An Oklahoma energy trade association is calling for passage of two legislative measures to allow the oil and natural gas industry to use modern drilling practices to help generate millions in state and local revenue without raising taxes.
The Oklahoma Oil and Gas Association (OKOGA) issued a press release on Wednesday supporting the passage of Senate Bill 284 and House Bill 1613.
Touted by OKOGA President Chad Warmington as “the single best economic development bill” before the Legislature this session at no cost to taxpayers or the state, Senate Bill 284 creates the Oklahoma Energy Jobs Act of 2017. The bill, authored by Senate President Pro Tempore Mike Schulz (R-Altus), would strike the word “shale” in the 2011 Shale Reservoir Development Act to allow for extended horizontal drilling in all rock formations statewide, while maintaining protections small vertical producers have in place at the Oklahoma Corporation Commission.
House Bill 1613 is the companion bill authored by Rep.

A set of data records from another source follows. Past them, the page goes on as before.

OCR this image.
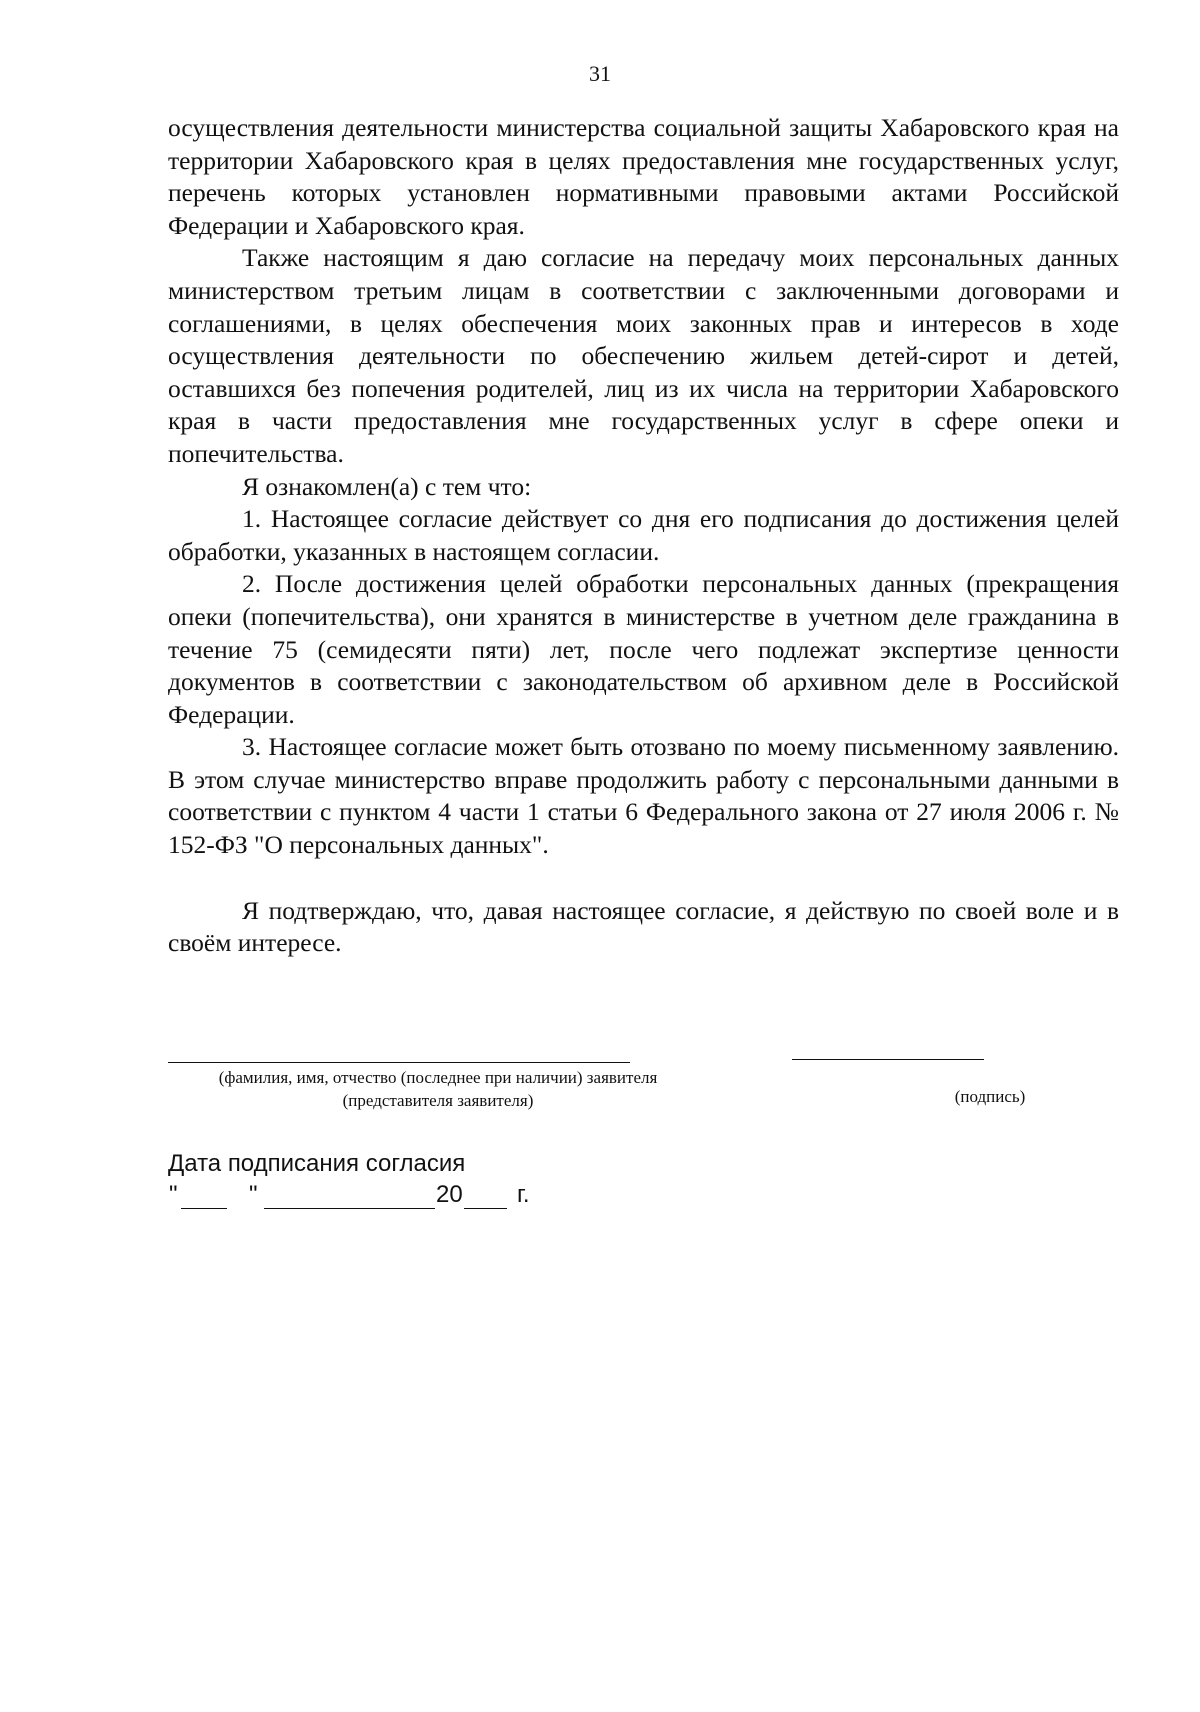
31

осуществления деятельности министерства социальной защиты Хабаровского края на территории Хабаровского края в целях предоставления мне государственных услуг, перечень которых установлен нормативными правовыми актами Российской Федерации и Хабаровского края.

Также настоящим я даю согласие на передачу моих персональных данных министерством третьим лицам в соответствии с заключенными договорами и соглашениями, в целях обеспечения моих законных прав и интересов в ходе осуществления деятельности по обеспечению жильем детей-сирот и детей, оставшихся без попечения родителей, лиц из их числа на территории Хабаровского края в части предоставления мне государственных услуг в сфере опеки и попечительства.

Я ознакомлен(а) с тем что:

1. Настоящее согласие действует со дня его подписания до достижения целей обработки, указанных в настоящем согласии.

2. После достижения целей обработки персональных данных (прекращения опеки (попечительства), они хранятся в министерстве в учетном деле гражданина в течение 75 (семидесяти пяти) лет, после чего подлежат экспертизе ценности документов в соответствии с законодательством об архивном деле в Российской Федерации.

3. Настоящее согласие может быть отозвано по моему письменному заявлению. В этом случае министерство вправе продолжить работу с персональными данными в соответствии с пунктом 4 части 1 статьи 6 Федерального закона от 27 июля 2006 г. № 152-ФЗ "О персональных данных".

Я подтверждаю, что, давая настоящее согласие, я действую по своей воле и в своём интересе.

(фамилия, имя, отчество (последнее при наличии) заявителя
(представителя заявителя)	(подпись)
Дата подписания согласия
"	"	20 г.
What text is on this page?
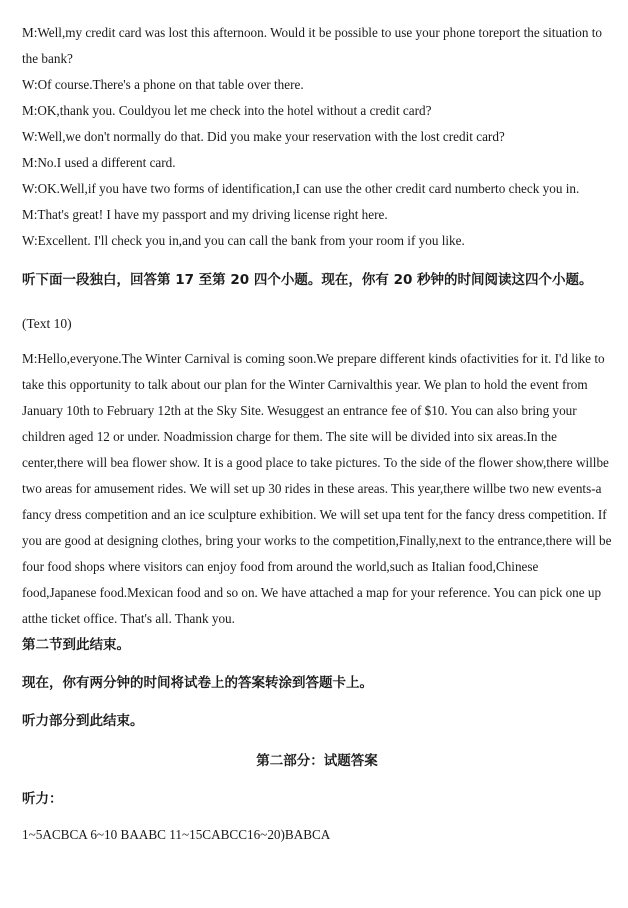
M:Well,my credit card was lost this afternoon. Would it be possible to use your phone toreport the situation to the bank?

W:Of course.There's a phone on that table over there.

M:OK,thank you. Couldyou let me check into the hotel without a credit card?

W:Well,we don't normally do that. Did you make your reservation with the lost credit card?

M:No.I used a different card.

W:OK.Well,if you have two forms of identification,I can use the other credit card numberto check you in.

M:That's great! I have my passport and my driving license right here.

W:Excellent. I'll check you in,and you can call the bank from your room if you like.

听下面一段独白，回答第 17 至第 20 四个小题。现在，你有 20 秒钟的时间阅读这四个小题。(Text 10)

M:Hello,everyone.The Winter Carnival is coming soon.We prepare different kinds ofactivities for it. I'd like to take this opportunity to talk about our plan for the Winter Carnivalthis year. We plan to hold the event from January 10th to February 12th at the Sky Site. Wesuggest an entrance fee of $10. You can also bring your children aged 12 or under. Noadmission charge for them. The site will be divided into six areas.In the center,there will bea flower show. It is a good place to take pictures. To the side of the flower show,there willbe two areas for amusement rides. We will set up 30 rides in these areas. This year,there willbe two new events-a fancy dress competition and an ice sculpture exhibition. We will set upa tent for the fancy dress competition. If you are good at designing clothes, bring your works to the competition,Finally,next to the entrance,there will be four food shops where visitors can enjoy food from around the world,such as Italian food,Chinese food,Japanese food.Mexican food and so on. We have attached a map for your reference. You can pick one up atthe ticket office. That's all. Thank you.

第二节到此结束。

现在，你有两分钟的时间将试卷上的答案转涂到答题卡上。

听力部分到此结束。

第二部分：试题答案

听力：

1~5ACBCA 6~10 BAABC 11~15CABCC16~20)BABCA
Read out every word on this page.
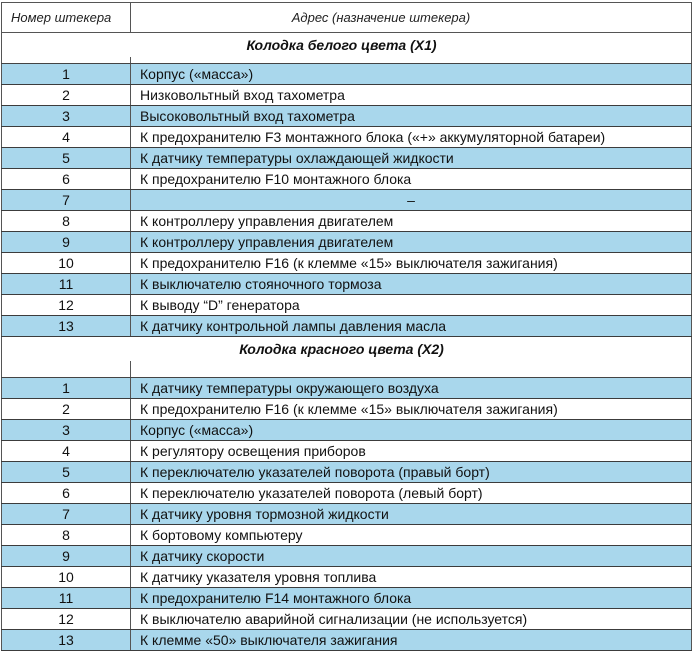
Номер штекера	Адрес (назначение штекера)
Колодка белого цвета (Х1)	

1	Корпус («масса»)
2	Низковольтный вход тахометра
3	Высоковольтный вход тахометра
4	К предохранителю F3 монтажного блока («+» аккумуляторной батареи)
5	К датчику температуры охлаждающей жидкости
6	К предохранителю F10 монтажного блока
7	–
8	К контроллеру управления двигателем
9	К контроллеру управления двигателем
10	К предохранителю F16 (к клемме «15» выключателя зажигания)
11	К выключателю стояночного тормоза
12	К выводу “D” генератора
13	К датчику контрольной лампы давления масла
Колодка красного цвета (Х2)	

1	К датчику температуры окружающего воздуха
2	К предохранителю F16 (к клемме «15» выключателя зажигания)
3	Корпус («масса»)
4	К регулятору освещения приборов
5	К переключателю указателей поворота (правый борт)
6	К переключателю указателей поворота (левый борт)
7	К датчику уровня тормозной жидкости
8	К бортовому компьютеру
9	К датчику скорости
10	К датчику указателя уровня топлива
11	К предохранителю F14 монтажного блока
12	К выключателю аварийной сигнализации (не используется)
13	К клемме «50» выключателя зажигания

Weldon Watson (R-Tulsa), chair of the House Energy & Natural Resources Committee.
“SB 284, and its companion HB 1613, is the simplest and most effective economic development bill legislators will consider all session,” said Warmington. “It costs the state zero dollars to implement and does not raise taxes. The legislation strikes the word ‘shale’ from state statute that regulates the use of modern technology when drilling, which in turn will spur hundreds of millions of dollars of capital expenditures and generate millions of dollars of new tax revenue to the state. This solution is a no brainer!”
With the passage of the Shale Reservoir Development Act in 2011, legislators and industry leaders promised the policy would keep Oklahoma’s oil and natural gas industry competitive with other states and generate millions of dollars for Oklahoma schools, roads and infrastructure projects.
“The legislature has failed over the past few sessions to continue to modernize oil and natural gas regulations to reflect recent innovation with long lateral drilling,” added Warmington. “In doing so, they have left additional state revenue and new energy jobs on the table at a time when our state needs them the most. A continuation of the status quo this session, for no sound reason, will shift future job growth and economic opportunity to other states. By moving forward a simple bill to update state law, OKOGA’s member companies are poised to make additional investments that will generate new state revenue, create more jobs, and lead Oklahoma to dominance in the domestic energy market.”